Singing Creek Educational Center has been asked about our association with the term “pioneer” and whether our programs strive to portray pioneers with historical accuracy. To take a local example of the controversy surrounding the term, some members of the University of Oregon community regard the century-old Pioneer Father statue as an affront to indigenous Oregonians. Some feel that by not depicting a Native person alongside this figure, the school is in effect presenting only one account of who our forebears were.
In embracing “pioneer,” we simply recognize the historical fact that predominantly white settlers came west and used this term to describe themselves. As the Salem-based organization Oregon Black Pioneers notes, some of our pioneers were black. For example, in 1853 Amanda Gardner arrived in Oregon from Missouri with her former slaveowners, the Deckards. Gardner settled with the family in Albany and continued to care for them for years before marrying Ben Johnson, a former slave. Because the state constitution prohibited blacks from residing here, the Johnsons were exceptional Oregon pioneers.
Some white pioneers had positive relations with those already living here. Charles and Melinda Applegate settled in what is now Yoncalla on a site chosen for them by Camafeema, headman of the Komemma Kalapuya village Splach’ta Alla. When Camafeema refused to go to a reservation in the wake of the 1855 Willamette Valley Treaty, the Applegates intervened with authorities to ensure that Camafeema and his group remained on their land. These warm ties have endured to the present: Camafeema’s great-great-granddaughter Esther Stutzman and Charles and Melinda’s great-great-granddaughter Shannon Applegate live in the vicinity of their ancestors and have been close friends for decades.
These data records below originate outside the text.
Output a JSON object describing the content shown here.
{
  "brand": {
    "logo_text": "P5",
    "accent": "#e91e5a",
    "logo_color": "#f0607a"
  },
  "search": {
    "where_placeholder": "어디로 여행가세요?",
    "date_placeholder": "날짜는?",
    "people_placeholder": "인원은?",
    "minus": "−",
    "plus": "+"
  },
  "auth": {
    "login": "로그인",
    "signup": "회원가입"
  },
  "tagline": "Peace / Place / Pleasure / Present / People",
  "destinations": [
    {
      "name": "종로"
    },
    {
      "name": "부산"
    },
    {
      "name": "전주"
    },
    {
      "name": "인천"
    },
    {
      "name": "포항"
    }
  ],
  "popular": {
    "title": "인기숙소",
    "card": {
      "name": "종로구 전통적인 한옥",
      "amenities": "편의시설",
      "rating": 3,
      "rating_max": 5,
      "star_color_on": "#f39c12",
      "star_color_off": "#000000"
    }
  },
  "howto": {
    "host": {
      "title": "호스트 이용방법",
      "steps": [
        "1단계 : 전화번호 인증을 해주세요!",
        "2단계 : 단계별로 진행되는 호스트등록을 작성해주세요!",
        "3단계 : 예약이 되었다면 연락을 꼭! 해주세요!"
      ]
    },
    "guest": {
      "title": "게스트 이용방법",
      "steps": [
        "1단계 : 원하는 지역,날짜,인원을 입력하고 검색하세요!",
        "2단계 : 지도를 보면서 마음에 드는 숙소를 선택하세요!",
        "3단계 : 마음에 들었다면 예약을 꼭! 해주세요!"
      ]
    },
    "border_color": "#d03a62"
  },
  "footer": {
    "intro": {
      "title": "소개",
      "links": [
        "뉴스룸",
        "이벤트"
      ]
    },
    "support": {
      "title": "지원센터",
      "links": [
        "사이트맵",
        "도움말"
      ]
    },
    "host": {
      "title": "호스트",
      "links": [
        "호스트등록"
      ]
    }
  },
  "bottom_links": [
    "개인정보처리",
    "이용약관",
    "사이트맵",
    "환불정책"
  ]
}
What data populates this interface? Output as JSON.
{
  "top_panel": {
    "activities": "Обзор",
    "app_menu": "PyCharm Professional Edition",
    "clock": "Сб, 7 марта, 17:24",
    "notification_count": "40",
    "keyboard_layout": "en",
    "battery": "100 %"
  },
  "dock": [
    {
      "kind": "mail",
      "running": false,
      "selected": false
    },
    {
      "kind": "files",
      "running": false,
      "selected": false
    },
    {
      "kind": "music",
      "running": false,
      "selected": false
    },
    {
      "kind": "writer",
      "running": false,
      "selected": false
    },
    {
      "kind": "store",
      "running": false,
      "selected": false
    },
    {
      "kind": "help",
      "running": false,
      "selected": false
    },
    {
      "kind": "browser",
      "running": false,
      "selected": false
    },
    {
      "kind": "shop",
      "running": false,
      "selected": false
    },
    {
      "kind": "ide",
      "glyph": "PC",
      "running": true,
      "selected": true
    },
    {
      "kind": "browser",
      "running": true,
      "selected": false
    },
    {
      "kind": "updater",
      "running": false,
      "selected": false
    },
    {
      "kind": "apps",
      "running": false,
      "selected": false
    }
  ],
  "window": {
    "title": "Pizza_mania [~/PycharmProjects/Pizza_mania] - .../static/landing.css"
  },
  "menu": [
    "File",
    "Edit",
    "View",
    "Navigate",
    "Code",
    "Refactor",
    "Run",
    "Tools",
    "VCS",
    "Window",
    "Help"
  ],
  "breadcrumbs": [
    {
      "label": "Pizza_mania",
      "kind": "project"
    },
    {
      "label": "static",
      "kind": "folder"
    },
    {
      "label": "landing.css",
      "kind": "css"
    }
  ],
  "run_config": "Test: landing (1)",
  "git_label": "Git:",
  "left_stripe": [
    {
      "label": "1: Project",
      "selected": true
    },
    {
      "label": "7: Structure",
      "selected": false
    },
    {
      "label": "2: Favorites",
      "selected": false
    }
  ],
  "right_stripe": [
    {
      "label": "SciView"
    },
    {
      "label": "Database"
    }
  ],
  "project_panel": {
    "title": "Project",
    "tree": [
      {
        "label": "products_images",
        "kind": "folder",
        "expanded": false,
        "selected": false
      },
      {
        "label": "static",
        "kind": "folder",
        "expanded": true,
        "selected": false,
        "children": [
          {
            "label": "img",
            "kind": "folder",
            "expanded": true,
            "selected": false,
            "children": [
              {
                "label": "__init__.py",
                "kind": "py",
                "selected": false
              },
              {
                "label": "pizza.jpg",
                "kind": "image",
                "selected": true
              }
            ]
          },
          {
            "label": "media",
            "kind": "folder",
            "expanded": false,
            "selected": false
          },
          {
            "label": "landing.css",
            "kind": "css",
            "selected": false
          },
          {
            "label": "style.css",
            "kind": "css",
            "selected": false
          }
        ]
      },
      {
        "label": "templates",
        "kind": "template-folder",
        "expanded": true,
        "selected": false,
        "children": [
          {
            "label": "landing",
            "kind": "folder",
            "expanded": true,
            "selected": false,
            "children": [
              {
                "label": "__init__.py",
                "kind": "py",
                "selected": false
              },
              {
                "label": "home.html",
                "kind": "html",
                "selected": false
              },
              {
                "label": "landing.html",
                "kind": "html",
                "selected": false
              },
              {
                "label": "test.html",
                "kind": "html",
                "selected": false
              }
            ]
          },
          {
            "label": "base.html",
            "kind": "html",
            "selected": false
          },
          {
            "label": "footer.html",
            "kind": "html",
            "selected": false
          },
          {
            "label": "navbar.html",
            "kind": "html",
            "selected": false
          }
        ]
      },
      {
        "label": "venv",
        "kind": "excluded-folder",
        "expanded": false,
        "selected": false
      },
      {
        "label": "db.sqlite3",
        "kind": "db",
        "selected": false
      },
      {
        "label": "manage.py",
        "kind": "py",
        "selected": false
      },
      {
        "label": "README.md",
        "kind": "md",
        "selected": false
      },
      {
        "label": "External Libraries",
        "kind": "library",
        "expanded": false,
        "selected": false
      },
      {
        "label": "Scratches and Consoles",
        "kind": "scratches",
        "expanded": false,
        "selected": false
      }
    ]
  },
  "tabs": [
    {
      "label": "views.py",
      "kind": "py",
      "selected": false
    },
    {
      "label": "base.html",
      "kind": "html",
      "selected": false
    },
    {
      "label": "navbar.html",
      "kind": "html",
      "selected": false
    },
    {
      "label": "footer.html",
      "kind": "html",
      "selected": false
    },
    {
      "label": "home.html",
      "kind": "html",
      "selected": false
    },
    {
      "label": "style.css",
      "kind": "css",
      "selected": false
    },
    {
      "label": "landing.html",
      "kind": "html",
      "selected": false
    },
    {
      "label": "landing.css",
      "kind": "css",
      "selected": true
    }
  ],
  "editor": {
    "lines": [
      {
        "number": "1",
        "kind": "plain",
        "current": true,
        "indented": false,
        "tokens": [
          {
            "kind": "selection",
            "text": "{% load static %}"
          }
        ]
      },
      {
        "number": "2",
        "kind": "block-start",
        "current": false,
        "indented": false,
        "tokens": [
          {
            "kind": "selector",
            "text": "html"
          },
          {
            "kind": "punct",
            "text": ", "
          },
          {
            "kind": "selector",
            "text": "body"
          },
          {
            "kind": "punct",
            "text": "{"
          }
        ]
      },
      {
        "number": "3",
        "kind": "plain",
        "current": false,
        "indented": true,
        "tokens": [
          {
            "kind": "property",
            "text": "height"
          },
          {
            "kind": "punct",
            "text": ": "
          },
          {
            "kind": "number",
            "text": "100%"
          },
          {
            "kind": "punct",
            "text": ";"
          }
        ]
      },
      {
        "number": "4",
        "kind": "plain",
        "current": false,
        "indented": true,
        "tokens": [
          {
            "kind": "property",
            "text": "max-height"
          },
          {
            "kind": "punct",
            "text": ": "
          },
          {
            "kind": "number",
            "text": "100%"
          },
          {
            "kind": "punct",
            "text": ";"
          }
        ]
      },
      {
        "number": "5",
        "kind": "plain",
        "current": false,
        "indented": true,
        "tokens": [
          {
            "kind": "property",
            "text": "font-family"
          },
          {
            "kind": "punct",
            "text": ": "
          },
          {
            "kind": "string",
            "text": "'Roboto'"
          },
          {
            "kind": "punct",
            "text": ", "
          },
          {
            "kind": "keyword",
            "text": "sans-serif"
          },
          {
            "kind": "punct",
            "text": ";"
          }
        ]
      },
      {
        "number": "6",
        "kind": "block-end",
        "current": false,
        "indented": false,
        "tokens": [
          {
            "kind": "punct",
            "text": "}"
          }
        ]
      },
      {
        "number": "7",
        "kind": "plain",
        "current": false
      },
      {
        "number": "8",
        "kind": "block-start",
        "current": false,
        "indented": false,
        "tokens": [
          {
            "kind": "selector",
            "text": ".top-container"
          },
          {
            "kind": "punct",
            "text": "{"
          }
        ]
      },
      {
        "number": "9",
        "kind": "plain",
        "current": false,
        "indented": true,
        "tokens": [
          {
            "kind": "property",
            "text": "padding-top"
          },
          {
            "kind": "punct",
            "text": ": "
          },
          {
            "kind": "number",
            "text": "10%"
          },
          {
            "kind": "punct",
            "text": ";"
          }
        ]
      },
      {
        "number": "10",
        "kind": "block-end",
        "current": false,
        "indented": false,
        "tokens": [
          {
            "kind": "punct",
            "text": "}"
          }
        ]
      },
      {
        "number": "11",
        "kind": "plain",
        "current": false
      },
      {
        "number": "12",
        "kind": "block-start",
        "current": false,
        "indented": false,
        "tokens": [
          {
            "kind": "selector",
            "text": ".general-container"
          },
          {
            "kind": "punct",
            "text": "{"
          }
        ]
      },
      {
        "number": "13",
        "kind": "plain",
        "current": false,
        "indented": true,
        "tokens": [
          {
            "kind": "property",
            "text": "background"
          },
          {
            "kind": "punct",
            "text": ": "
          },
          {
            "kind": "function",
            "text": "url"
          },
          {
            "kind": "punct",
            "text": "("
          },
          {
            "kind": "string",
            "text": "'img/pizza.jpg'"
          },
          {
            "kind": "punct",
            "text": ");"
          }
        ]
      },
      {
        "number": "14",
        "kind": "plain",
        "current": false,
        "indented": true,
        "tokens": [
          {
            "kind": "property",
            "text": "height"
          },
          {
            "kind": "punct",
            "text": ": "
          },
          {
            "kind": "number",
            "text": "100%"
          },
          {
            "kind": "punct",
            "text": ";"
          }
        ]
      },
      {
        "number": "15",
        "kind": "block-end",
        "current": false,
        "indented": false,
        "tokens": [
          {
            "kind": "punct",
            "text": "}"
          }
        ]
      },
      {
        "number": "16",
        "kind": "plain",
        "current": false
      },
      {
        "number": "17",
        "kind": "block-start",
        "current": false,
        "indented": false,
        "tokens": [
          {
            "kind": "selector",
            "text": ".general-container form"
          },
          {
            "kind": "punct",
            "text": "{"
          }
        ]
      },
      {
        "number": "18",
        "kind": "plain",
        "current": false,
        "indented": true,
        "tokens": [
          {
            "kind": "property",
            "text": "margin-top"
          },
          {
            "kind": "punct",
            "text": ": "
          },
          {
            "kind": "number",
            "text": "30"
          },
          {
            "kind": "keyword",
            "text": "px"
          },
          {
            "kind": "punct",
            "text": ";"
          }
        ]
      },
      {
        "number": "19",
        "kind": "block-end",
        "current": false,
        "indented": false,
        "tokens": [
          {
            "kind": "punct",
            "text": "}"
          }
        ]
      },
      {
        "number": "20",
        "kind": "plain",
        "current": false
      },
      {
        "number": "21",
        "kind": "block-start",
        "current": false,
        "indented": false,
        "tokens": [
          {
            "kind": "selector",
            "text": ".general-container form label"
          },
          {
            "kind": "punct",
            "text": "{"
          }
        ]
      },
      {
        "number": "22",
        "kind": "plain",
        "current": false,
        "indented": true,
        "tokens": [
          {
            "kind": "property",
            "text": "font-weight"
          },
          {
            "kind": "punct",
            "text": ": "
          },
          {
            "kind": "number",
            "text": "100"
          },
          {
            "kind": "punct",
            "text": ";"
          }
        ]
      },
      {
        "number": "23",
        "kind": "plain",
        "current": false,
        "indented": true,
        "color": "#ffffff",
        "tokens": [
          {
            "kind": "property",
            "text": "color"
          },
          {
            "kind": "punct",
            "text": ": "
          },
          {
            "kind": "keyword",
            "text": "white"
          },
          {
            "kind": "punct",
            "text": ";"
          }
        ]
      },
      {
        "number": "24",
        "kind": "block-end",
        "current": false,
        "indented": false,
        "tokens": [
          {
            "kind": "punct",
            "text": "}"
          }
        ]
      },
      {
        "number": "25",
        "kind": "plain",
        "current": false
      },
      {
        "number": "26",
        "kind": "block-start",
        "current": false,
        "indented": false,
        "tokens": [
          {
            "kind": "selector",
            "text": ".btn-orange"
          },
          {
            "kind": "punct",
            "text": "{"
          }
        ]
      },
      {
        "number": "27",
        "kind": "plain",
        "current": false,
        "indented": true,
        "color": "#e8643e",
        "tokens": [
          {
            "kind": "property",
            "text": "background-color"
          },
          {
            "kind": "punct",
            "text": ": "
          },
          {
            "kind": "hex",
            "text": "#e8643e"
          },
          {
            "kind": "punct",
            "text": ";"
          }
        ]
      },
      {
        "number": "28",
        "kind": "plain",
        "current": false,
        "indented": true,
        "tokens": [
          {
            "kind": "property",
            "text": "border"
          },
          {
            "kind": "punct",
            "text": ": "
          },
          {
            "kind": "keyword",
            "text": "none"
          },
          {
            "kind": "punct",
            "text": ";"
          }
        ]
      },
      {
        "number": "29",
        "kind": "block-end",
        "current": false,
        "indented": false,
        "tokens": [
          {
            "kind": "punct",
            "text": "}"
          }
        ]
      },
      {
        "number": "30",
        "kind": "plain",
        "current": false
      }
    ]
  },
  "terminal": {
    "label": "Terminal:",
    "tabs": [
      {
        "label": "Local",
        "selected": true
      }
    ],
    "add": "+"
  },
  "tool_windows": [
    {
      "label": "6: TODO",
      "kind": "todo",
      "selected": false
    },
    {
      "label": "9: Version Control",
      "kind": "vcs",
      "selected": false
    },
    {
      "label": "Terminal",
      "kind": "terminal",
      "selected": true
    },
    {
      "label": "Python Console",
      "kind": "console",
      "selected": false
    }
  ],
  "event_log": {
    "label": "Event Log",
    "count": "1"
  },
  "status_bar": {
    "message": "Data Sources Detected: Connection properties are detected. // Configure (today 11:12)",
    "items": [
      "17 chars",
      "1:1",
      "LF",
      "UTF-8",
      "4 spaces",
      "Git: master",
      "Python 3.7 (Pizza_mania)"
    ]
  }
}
SCEC’s pedagogical perspective is that since children are our primary audience, we present historical figures in an accurate but age-appropriate way. For instance, when talking about the settlement of the Willamette Valley, we discuss how diseases wiped out many of the Native peoples before many of the settlers arrived. We emphasize the dignity and longevity of the Kalapuya who were here for many thousands of years before the settlers, and who are still here today. We may speak about the forced relocation of Native peoples to reservations like Grand Ronde and Siletz in a way that children can understand and relate to, including encouraging compassion and learning from errors of the past. And we strive to include examples of Indigenous People today and their continued presence on, and care of, the land. Of course, age of the listener plays a role in our wording and discussion of these events.
Our classroom presentation Kalapuya Ways and other programs with Native American teaching take care to teach in a way that is inclusive and respectful, sourcing our information from local books and research that involves local experts including Native persons. Although our instructors are not necessarily Kalapuya, they have been trained carefully and are encouraged to further their learning through classes and presentations offered by local Native people. Our artifacts and replica items are designed to be as close to authentic as possible. The Kalapuya Ways instructor may dispel myths, correct erroneous assumptions, and gently educate children about certain words or stereotypes that are not considered respectful in today’s world.
In making the case for the continued use of the word “pioneer” in our programs and events, we are mindful that some members of our community respectfully disagree with us. As always, we welcome your feedback. Singing Creek Educational Center is deeply committed to diversity, equity, and inclusion in everything we do.